Designing Flexible Quantum Spin Hall Insulators through 2D Ordered Hybrid Transition-Metal Carbides
journal contributionposted on 07.08.2019, 15:47 by Zhongheng Fu, Zhaorui Liu, Dominik Legut, Timothy C. Germann, Chen Si, Shiyu Du, Joseph S. Francisco, Ruifeng Zhang
Quantum spin Hall (QSH) insulators have attracted much attention due to their potential applications ranging from electronic devices to quantum computing. In general, a large band gap is regarded as a critical descriptor in the design of QSH insulators; however, it faces challenges when additional factors such as strain and surface oxidation are involved in practical applications. In this work, taking M″2M′C2O2 (M′ = Ti, Zr, Hf; M″ = Mo, W) as a representative, results reveal that 2D ordered transition-metal carbides (MXenes) are promising candidates for flexible spintronic devices, which is ascribed to the mechanical flexibility and robust QSH states under strain. Although a large bulk band gap is shown in M″2HfC2O2, a strain-induced topological phase transition may limit its flexible application.

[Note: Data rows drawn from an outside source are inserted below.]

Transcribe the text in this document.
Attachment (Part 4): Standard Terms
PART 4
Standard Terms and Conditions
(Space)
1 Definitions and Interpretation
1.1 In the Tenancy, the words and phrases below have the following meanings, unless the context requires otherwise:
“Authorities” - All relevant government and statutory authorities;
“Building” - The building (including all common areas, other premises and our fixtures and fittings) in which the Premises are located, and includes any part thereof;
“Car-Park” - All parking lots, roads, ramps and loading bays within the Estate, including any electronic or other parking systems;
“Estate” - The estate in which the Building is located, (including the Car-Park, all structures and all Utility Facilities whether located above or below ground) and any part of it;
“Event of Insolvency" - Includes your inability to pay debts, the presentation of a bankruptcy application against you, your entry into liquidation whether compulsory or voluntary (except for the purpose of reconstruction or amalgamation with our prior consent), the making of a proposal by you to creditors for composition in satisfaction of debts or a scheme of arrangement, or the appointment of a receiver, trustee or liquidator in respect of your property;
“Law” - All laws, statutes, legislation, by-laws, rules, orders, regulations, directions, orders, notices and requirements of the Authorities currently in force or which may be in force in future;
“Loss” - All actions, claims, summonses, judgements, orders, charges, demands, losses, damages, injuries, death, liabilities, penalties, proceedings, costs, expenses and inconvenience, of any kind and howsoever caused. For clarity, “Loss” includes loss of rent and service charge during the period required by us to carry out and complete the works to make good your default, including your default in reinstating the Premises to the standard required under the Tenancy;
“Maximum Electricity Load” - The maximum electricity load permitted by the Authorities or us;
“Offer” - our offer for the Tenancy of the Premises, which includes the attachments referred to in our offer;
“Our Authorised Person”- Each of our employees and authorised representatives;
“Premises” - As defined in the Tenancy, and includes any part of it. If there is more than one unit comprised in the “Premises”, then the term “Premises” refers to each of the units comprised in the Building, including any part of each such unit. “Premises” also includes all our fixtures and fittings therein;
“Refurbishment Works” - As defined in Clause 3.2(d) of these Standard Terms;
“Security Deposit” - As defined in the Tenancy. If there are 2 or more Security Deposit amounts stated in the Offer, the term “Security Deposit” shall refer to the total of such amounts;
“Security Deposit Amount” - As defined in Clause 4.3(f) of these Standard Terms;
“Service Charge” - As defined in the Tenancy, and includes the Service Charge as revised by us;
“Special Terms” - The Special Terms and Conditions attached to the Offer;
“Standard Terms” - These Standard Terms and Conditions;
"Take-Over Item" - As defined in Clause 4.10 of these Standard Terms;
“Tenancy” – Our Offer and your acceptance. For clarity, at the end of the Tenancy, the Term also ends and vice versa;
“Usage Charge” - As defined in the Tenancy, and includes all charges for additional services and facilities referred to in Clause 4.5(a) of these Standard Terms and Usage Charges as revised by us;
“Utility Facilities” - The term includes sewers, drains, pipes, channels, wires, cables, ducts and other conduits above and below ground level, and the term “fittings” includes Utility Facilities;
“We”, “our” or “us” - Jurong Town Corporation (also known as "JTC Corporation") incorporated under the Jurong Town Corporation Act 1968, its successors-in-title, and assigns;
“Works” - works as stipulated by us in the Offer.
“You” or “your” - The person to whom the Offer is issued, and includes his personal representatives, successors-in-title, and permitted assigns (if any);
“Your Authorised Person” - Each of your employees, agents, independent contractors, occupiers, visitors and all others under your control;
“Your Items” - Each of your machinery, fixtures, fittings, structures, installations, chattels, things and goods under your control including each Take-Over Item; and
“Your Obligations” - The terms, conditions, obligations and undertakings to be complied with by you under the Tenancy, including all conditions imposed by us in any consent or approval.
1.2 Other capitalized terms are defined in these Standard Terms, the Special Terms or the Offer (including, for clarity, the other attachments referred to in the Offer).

On the contrary, M″2TiC2O2 has a smaller gap, and its topological nontrivial state survives under strain. When n changes from 0 to 4 in M″2TinCn+1O2, a topologically nontrivial–trivial phase transition is observed in W2HfnCn+1O2, whereas a topologically nontrivial state remains in Mo2TinCn+1O2. After further screening a variety of promising coatings, it is found that fluorographene may effectively preserve the topologically nontrivial nature of M″2M′C2O2 with surface oxidation resistance, even under strain, providing a feasible application of M″2M′C2O2 as flexible QSH insulators.